Année A: Dédicace de la basilique Saint-François (2014)
Jean 10, 22-30 : nous laisser sculpter.
Qui sommes-nous ? À cette question, je laisse le soin à saint Bernard de répondre : Demandons-nous, dit-il, ce que peut bien être la maison de Dieu, son temple, sa cité, son Épouse. Je ne puis le dire qu’avec crainte et respect : c’est nous.
Voilà qui donne un autre regard sur cette fête. Avec nos yeux de chair, nous voyons en imagination un édifice, un temple mémoire où François repose. Avec nos yeux contemplatifs, cette fête élève nos regards jusqu'à reconnaître que, par grâce, nous sommes dans des vases d'argiles, la maison de prière que Dieu construit.
La solennité qui nous réunit est la dédicace d’une maison de prière. Mais la maison de prière, c’est nous-mêmes. Nous sommes construits pour être consacrés à Dieu. La construction d’un édifice se fait dans la peine mais la dédicace se fait dans la joie (Saint Augustin). Ce jour est un jour de Joie!
Pour vous, c'est un jour de fête parce que dans vos cœurs de contemplatives, la louange du Seigneur retentit chaque matin, à chaque instant. Pour nous, c'est un jour de reconnaissance pour ce que vous êtes au cœur de notre Église d'ici : une poignée de baptisées qui n'a d'autres richesses que le trésor et la perle de l'Évangile qui vous rassemblent dans le silence de l’oraison.
Nous célébrons aujourd'hui des pierres de tous les âges, venant de tous les horizons, de toutes les cultures, des pierres posées ici depuis 70 ans, 60 ans, 40 ans comme celle d'un récent passé de trois ans. D'autres pierres viendront que le Seigneur lui-même ira chercher, car c'est lui qui les choisit, qui les sculpte. Si le Seigneur ne bâtit la maison, en vain peinent les maçons (Ps 127, 1). D'autres ont connues leur ascension. Elles se sont approchées à la suite de François, de Madame Claire, femme de lumière, de la pierre d'assise qu'est le Christ. Elles sont désormais des pierres précieuses auprès de Dieu (cf. Ps 118,22 ; Is 8,14; 28,16 etc.).
Cette fête nous lance aussi une invitation. Celle de nous laisser construire, de nous laisser sculpter en maison spirituelle par la pierre vivante en écoutant sa voix. Cette voix, et vous en êtes un chemin pour nous, ne s'entend que si nous déposons à la porte tous les bruits intérieurs qui nous envahissent, toutes les agitations qui nous inquiètent, toutes ces curiosités que nous offrent nos mass-médias. Cette voix ne s'entend non dans l'ébriété, non dans l'extension, mais dans la sobriété. Dans la frugalité.

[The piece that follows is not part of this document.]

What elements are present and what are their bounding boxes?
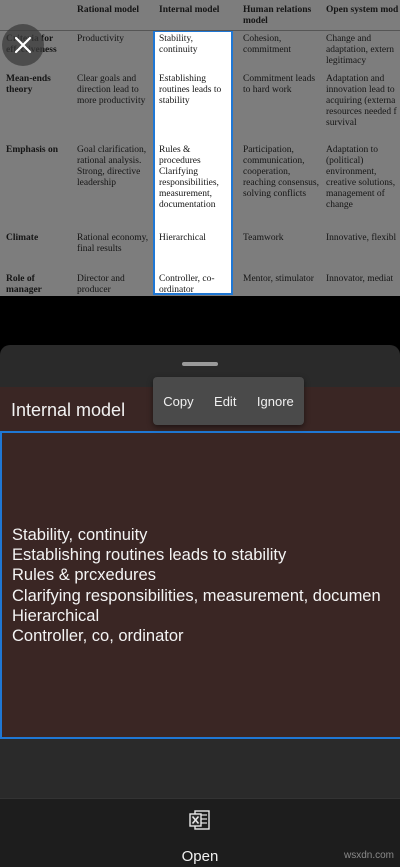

L'ébriété, c'est la maladie presque contagieuse de nos vies. Dehors, nous menons une vie axée sur le débordement, sur l'excès de vouloir être au courant des moindres événements du monde. Difficile dans un tel environnement d'entendre une voix toute frêle, presque silencieuse, tant elle ne veut pas s'imposer.
Il semble bien que ce soit dans la sobriété que cette voix s'écoute. C'est en se vidant de tout ce qui nous encombre intérieurement que rebondit en nous cette voix du Pasteur et son invitation à ne pas craindre. C'est en se retenant de tout savoir, de tout voir, de tout entendre, de tout dire, c'est, pour utiliser le langage cartésien, en se dénudant de tout excès, en s'habillant de silence qu'on goûte cette voix.
Notre monde nous prépare très peu à renoncer à l'engorgement qui caractérise nos vies. Pourtant la sobriété, recherche toujours inachevée, creuse en nous un puits qui nous permet de mieux nous désaltérer de cette voix.
Cette fête de la dédicace est un précieux moment pour nous donner cette intelligence de comprendre, d'expérimenter, à la suite de Madame Claire, de frère François, qu'une vie délestée de cette mode tendance à l'excès, ouvre sur une richesse insoupçonnée. Une publicité invitait récemment à voyager léger cet été. Vous n'êtes donc pas si démodés que cela !
À votre contemplation : une voix qui fait toutes choses nouvelles vient nous créer, recréer comme elle a créé la terre et le ciel. Plus que jamais, nous sommes appelés à être plus radicalement des maisons de prière. Plus radicalement, des baptisés à l'écoute d'une voix pour la faire retentir dans les cœurs en recherche d'une grande soif spirituelle. Une voix puissante nous dit en vous regardant vivre : voici la demeure Dieu parmi les hommes. AMEN.